Genauso ist es bei vielen anderen Wetterphänomenen. Gudrun Mühlbacher sagt: „Der typische Landregen fällt aus. Dafür haben wir mehr Einzelereignisse an Niederschlag. Wir sehen auch eine Verschiebung der Niederschläge, weg von den Sommerniederschlägen, hin zu den Winterniederschlägen.“ Statistisch belastbar ist das noch nicht, aber: „Es kristallisiert sich langsam eine statistische Sicherheit heraus.“
Das „noch“ ist entscheidend. Erst in zehn oder zwanzig Jahre werden Meteorologen ihre benötigten langen Zeitreihen haben. Wo man den Klimawandel bereits heute auch bei uns schon deutlich sehen kann, ist bei der Temperatur. „Das ist ein absolut signifikant steigender Trend. Wir bekommen mehr Hitzetage und weniger Eistage“, sagt Mühlbacher. Hitzetage sind Tage mit einer Temperatur von mindestens 30 Grad Celsius. Zwischen 1971 und 2000 gab es durchschnittlich vier Hitzetage pro Jahr. Der Klimareport 2021 für Bayern stellt Klimamodelle vor, laut denen bis 2100 36 weitere Hitzetage dazukommen könnten, wenn keine Klimaschutzmaßnahmen ergriffen werden.
Wie wird das Wetter in dreißig Jahren?
Es gibt heute natürlich noch keine Wettervorhersage für den 5. Juli 2051, und auch keine Unwetterwarnung. Aber da die physikalischen Zusammenhänge – steigende Temperaturen bedingen wärmere Luft, und wärmere Luft kann mehr Wasserdampf aufnehmen – klar sind, ist zumindest in Bezug auf Unwetter eines klar: „Extremereignisse werden extremer. Starkregen wird wahrscheinlich stärker. Jeder Sturm regnet ein bisschen mehr“, sagt George Craig, Professor für theoretische Meteorologie an der Ludwig-Maximilians-Universität München.
Aber im Gegensatz zu Hitzewellen oder Hitzetagen, die einerseits direkt von der Temperatur abhängen und andererseits großflächige Ereignisse sind, besteht bei Unwettern ein indirekter und etwas komplexerer Zusammenhang. Außerdem ist beispielsweise Starkregen ein eher kleinflächiges Wettergeschehen: Ein Dorf mag von Regenmassen überflutet werden, während das Nachbardorf drei Kilometer daneben relativ glimpflich davonkommen mag.

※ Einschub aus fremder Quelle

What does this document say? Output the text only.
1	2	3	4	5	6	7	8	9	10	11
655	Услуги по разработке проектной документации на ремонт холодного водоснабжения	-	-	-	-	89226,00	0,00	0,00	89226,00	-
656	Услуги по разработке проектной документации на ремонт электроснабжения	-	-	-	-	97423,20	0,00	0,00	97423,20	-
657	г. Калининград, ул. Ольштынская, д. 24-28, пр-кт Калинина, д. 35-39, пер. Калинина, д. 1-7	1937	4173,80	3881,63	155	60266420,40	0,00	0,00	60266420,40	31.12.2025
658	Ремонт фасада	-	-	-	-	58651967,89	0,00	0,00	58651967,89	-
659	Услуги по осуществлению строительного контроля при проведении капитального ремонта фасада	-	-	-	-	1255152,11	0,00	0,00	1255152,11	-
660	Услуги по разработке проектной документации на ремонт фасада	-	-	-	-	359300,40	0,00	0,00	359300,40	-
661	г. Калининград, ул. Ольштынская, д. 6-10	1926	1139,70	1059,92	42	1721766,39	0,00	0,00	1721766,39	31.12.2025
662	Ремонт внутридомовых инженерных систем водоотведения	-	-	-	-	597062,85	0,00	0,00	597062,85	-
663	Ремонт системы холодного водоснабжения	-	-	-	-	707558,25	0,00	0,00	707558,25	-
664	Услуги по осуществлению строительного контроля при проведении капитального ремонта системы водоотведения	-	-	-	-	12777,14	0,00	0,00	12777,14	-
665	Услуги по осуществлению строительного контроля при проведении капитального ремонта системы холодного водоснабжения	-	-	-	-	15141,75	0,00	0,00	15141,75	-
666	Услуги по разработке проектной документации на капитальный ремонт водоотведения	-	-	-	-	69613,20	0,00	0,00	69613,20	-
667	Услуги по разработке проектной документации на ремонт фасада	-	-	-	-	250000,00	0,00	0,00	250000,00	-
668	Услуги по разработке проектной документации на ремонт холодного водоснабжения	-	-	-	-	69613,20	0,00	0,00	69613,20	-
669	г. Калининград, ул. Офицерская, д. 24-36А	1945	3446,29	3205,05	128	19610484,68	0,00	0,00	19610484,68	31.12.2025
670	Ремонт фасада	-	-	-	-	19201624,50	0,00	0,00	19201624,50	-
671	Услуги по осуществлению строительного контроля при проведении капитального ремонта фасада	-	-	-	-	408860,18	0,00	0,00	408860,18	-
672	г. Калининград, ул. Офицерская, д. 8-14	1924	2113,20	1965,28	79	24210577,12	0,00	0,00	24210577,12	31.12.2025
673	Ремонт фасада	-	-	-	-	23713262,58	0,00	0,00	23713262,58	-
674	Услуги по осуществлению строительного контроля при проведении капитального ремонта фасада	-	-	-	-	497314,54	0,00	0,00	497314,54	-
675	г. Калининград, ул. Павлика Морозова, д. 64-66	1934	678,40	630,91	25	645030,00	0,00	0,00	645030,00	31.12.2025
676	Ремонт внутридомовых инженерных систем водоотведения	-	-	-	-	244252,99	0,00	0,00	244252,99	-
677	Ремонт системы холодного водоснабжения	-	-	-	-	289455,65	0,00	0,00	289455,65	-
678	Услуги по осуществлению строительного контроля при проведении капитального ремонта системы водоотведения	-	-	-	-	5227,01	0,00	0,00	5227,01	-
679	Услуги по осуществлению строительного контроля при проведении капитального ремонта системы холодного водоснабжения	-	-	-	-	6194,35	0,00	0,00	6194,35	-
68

Wetterextreme werden extremer
Deshalb ist derzeit zwar klar, dass Starkregen tendenziell noch heftiger ausfallen wird. Aber unklar ist, ob die Häufigkeit dieser Extremereignisse zunehmen wird, also ob es tatsächlich mehr einzelne Unwetter geben wird. „Es ist eine sehr knifflige Frage,“ sagt George Craig.
Attributionsforschung: Welche Rolle spielt der Klimawandel beim Wetter?
Trotz all dieser Erkenntnisse ist die eingangs gestellte Frage bislang unbeantwortet geblieben: Ist das noch (Un-)Wetter oder ist das schon Klimawandel? Der Beantwortung dieser Frage hat sich die Zuordnungsforschung verschrieben, auch Attributionsforschung genannt. Sie erforscht die Rolle des menschengemachten Klimawandels für Extremwetterereignisse aller Art.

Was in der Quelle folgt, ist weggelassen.